Common complications include ileus, atelectasis, DVT, and wound infection. Less common complications include rectal injury, ureteroileal anastomotic leaks, and bowel obstruction.

Nursing Care
Potential long-term sequela and complications for these surgically unique patients do not differ based on approach, robotic versus open. There are several potential complications and issues as a result of cystectomy with urinary diversion. The potential of ureteral anastomosis stricture, urethral stricture (with neobladder), and reservoir rupture (neobladder or Indiana pouch) are rare but must be discussed pre-operatively and taken into account as patient and surgeon discuss options for urinary diversion (personal communication, D. Theodorescu, May 2005). Metabolic complications are monitored with regular lab work and are managed with medications as appropriate. If the patient is undergoing surgery for cancer, the potential for recurrence must be monitored vigilantly. Ideally, this should be by the urologist who performed the surgery for continuity. In continence, as a result of a failed pouch sphincter or neobladder sphincter, can be an outcome that is frustrating for patients and caregivers.

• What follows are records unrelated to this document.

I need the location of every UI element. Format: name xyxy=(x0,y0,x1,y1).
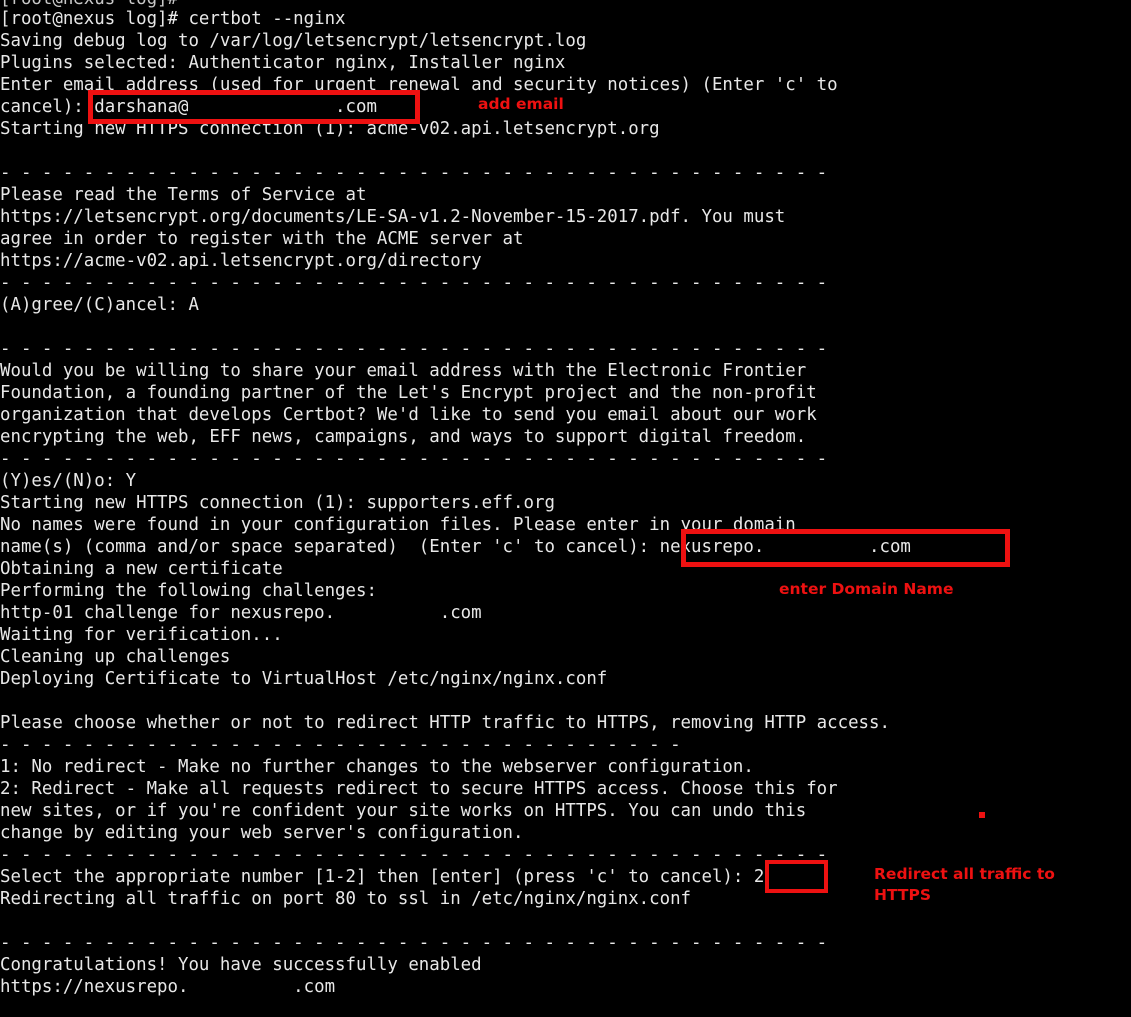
terminal-separator: - - - - - - - - - - - - - - - - - - - - … xyxy=(0,339,828,359)
terminal-line-email-input[interactable]: cancel): darshana@ .com xyxy=(0,96,377,118)
terminal-line-select-prompt[interactable]: Select the appropriate number [1-2] then… xyxy=(0,866,764,888)
terminal-line-congrats: Congratulations! You have successfully e… xyxy=(0,955,482,975)
annotation-label-add-email: add email xyxy=(478,95,564,113)
terminal-line: agree in order to register with the ACME… xyxy=(0,229,524,249)
terminal-line: Waiting for verification... xyxy=(0,625,283,645)
annotation-dot-marker xyxy=(979,812,985,818)
annotation-label-enter-domain: enter Domain Name xyxy=(779,580,954,598)
terminal-line-tos-url: https://letsencrypt.org/documents/LE-SA-… xyxy=(0,207,786,227)
terminal-separator: - - - - - - - - - - - - - - - - - - - - … xyxy=(0,933,828,953)
terminal-line-option-2: 2: Redirect - Make all requests redirect… xyxy=(0,779,838,799)
terminal-line: Please read the Terms of Service at xyxy=(0,185,367,205)
terminal-separator: - - - - - - - - - - - - - - - - - - - - … xyxy=(0,273,828,293)
terminal-line: Plugins selected: Authenticator nginx, I… xyxy=(0,53,566,73)
terminal-line-domain-input[interactable]: name(s) (comma and/or space separated) (… xyxy=(0,536,911,558)
terminal-line: new sites, or if you're confident your s… xyxy=(0,801,807,821)
terminal-line: http-01 challenge for nexusrepo. .com xyxy=(0,603,482,623)
terminal-line: change by editing your web server's conf… xyxy=(0,823,524,843)
terminal-line: encrypting the web, EFF news, campaigns,… xyxy=(0,427,807,447)
terminal-line: Obtaining a new certificate xyxy=(0,559,283,579)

Often incontinence can be addressed surgically but must be evaluated carefully. If the incontinence arises in the face of an intact sphincter with poor pouch emptying, then the urologist may implement a regimen of clean intermittent catheterization to allow for consistent reservoir decompression and hopefully return of reservoir tone (personal communication, D. Theodorescu, May 2005). Sexuality for both men and women is often affected with cystectomy surgery. For women, it can affect sexual function since usually the uterus and ovaries are removed with cystectomy. This may lead to menopausal symptoms such as hot flashes or vaginal dryness. If part of the vagina is removed during surgery, then sexual intercourse may be difficult. For men, surgery may damage the nerves that control erections resulting in erectile dysfunction. Fortunately, there are treatments available to address these problems. Patients should be encouraged to discuss their feelings and explore available options with their health care providers. Skin issues are rare but bothersome for patients with an ileal conduit, ileocecal, or Indiana pouch. With the ileal conduit, pouch changes can lead to skin excoriation and tears. Education about proper skin care regimens is important pre and postoperatively, and on return clinic visits. This is

often done by the nurse practitioner or WOC nurse. Since the ileocecal pouch may produce a small amount of mucous at the exit site, a small adhesive bandage or gauze dressing can be placed over the stoma to prevent leakage on clothing. Many patients use mineral oil to keep the stoma moist between catheterizations. Signs and symptoms of urinary tract infection should be taught to patients and caregivers. These are rare but can occur. Fevers and flank pain can be signs of pyelonephritis or pouchitis. Abdominal pain can indicate a sign of infection that may or may not be localized to the urinary reservoir. Urine collected for laboratory assessment will have bacterial colonization due to the use of bowel for reservoir construction. If urine is needed, a double catheterization method can be used to secure a more accurate upstream specimen that can have culture and sensitivity evaluated. Treatment should be guided by culture and sensitivity results.